MHRA Highlights Risk of Heart Valve Regurgitation with Fluoroquinolones

Pavankumar Kamat

December 29, 2020

The Medicines and Healthcare products Regulatory Agency (MHRA) has issued a drug safety update highlighting a small risk of heart valve regurgitation with the use of systemic and inhaled fluoroquinolones.

The update follows a European review of epidemiological and non-clinical studies which indicated an increased risk of heart valve regurgitation after the use of fluoroquinolones. A US case-control study found a two-fold increase in the relative risk of mitral or aortic regurgitation with current oral fluoroquinolone use vs the use of amoxicillin or azithromycin. Another non-clinical study reported increased collagen degradation in heart muscle cells with exposure to ciprofloxacin.

Fluoroquinolones have been earlier associated with a small increased risk of aortic aneurysm and dissection and with an increased risk of adverse effects on the musculoskeletal and nervous system.
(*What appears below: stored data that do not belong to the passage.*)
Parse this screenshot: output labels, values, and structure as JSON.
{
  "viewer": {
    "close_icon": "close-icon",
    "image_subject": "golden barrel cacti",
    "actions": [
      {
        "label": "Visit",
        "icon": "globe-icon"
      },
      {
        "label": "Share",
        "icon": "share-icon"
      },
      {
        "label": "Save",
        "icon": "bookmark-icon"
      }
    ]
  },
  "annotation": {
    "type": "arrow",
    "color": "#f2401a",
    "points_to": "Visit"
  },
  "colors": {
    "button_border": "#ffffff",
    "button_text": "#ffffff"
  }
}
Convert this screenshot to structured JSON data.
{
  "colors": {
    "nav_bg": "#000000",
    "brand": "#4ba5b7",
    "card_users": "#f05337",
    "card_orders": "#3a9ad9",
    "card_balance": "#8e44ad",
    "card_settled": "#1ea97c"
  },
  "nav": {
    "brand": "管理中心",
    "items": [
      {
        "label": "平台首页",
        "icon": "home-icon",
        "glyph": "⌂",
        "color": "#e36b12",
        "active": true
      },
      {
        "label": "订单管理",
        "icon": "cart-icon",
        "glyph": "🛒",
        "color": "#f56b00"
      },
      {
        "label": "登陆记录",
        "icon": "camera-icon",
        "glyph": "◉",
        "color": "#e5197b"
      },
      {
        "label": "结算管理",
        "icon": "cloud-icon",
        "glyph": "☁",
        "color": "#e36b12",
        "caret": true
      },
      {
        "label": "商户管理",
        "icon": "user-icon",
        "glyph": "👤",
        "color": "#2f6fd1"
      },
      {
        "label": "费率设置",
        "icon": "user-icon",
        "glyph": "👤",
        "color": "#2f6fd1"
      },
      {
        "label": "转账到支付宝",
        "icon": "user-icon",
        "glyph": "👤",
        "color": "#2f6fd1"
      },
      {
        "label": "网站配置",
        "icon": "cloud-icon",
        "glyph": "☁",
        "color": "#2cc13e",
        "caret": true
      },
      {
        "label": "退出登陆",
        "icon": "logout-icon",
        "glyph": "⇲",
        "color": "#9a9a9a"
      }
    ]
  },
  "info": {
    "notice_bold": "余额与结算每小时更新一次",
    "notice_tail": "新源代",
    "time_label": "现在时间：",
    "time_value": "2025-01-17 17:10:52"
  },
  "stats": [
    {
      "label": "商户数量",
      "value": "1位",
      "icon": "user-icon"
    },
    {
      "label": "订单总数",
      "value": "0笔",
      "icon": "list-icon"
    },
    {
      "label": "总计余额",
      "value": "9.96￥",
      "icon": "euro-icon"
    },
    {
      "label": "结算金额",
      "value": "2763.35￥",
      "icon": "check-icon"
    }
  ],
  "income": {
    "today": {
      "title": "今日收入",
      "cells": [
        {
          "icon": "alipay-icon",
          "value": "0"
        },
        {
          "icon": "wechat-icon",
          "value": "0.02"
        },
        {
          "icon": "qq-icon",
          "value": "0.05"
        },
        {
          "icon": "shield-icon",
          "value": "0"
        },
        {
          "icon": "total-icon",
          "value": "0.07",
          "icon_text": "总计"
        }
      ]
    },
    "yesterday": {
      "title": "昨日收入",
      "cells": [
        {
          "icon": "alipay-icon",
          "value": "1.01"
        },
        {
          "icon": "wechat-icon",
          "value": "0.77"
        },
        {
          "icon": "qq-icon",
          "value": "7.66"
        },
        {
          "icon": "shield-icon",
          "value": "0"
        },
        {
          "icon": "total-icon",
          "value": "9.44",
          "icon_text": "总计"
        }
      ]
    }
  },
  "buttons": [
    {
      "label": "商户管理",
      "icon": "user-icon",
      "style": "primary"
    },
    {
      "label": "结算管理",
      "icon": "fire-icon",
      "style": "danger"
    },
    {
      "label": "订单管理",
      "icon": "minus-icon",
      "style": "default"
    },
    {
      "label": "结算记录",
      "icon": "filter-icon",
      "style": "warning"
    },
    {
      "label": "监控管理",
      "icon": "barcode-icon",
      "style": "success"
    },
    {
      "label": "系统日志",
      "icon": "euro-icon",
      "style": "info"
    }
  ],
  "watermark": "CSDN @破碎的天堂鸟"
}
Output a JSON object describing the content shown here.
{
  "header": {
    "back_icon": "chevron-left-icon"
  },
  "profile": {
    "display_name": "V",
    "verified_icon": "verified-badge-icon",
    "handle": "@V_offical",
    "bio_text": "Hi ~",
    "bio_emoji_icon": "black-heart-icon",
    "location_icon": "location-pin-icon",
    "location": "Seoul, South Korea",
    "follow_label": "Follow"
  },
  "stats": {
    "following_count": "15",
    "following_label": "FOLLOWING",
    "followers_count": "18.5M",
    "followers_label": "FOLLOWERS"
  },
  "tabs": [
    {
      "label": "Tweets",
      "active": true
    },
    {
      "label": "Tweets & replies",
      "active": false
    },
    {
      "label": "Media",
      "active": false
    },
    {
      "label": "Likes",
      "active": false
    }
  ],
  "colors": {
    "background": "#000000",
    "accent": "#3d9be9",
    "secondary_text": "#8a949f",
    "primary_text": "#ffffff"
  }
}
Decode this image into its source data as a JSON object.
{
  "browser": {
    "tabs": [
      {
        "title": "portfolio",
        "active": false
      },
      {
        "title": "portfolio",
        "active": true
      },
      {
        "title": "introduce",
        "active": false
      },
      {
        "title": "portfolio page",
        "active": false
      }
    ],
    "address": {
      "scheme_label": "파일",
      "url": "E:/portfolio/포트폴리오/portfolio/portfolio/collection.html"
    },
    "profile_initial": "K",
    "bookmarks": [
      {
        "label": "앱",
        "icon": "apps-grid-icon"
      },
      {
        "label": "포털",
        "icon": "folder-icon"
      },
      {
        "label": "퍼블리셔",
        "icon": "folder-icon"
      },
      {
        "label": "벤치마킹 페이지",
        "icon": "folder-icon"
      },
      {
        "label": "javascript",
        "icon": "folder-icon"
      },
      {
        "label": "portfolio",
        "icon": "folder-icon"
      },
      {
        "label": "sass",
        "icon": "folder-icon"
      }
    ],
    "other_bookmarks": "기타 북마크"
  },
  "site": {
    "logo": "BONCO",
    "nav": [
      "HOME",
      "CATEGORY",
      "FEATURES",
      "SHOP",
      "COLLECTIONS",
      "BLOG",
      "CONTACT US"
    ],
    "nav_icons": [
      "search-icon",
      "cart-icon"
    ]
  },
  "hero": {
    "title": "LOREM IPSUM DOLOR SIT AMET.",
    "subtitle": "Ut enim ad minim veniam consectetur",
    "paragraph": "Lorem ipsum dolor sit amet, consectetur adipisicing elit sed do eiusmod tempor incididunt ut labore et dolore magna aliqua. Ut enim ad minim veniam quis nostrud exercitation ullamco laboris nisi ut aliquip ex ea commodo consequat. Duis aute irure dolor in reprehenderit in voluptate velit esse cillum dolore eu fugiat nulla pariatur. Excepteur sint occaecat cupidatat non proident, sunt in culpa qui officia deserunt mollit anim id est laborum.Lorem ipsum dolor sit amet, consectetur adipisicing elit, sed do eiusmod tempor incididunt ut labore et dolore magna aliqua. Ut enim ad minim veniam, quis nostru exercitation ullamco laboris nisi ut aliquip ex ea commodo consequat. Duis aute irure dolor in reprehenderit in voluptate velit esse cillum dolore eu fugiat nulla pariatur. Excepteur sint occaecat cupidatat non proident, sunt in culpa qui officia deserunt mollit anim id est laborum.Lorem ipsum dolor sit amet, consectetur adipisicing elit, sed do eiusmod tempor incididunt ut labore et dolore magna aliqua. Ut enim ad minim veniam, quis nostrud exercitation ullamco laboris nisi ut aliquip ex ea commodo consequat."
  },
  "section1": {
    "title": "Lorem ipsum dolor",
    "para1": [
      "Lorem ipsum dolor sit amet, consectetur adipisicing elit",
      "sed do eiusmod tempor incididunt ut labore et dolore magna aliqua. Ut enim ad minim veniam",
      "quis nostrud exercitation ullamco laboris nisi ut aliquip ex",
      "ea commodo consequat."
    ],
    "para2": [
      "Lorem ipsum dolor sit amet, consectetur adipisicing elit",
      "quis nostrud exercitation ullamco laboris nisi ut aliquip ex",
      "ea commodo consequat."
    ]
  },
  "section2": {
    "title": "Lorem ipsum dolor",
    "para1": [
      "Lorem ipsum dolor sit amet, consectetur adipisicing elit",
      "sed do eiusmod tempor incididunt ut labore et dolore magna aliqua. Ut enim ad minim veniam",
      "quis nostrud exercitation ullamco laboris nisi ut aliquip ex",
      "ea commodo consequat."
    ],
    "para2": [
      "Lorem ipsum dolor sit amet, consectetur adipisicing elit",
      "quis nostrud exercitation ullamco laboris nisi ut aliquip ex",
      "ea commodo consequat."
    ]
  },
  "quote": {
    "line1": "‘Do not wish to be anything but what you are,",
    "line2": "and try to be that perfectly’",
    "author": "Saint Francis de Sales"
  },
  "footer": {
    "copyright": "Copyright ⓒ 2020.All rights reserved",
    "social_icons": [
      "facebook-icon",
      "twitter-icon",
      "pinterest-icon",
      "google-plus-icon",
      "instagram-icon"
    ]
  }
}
Clinicians are advised to prescribe fluoroquinolones only after careful benefit-risk assessment and after consideration of alternative therapeutic options in the following patient populations:

  • those with congenital or pre-existing heart valve disease;

  • those with connective tissue disorders (e.g. Marfan syndrome or Ehlers-Danlos syndrome);

  • those with other risk factors or predisposing conditions for heart valve regurgitation (e.g. hypertension, Turner’s syndrome, Behçet’s disease, rheumatoid arthritis and infective endocarditis).

Clinicians should advise patients to seek immediate medical attention if they experience:

  • rapid onset of dyspnoea, particularly when lying down flat in bed;

  • swollen ankles, feet or abdomen;

  • new-onset heart palpitations.

The product information for these drugs is being updated to reflect the increased risk of heart valve regurgitation.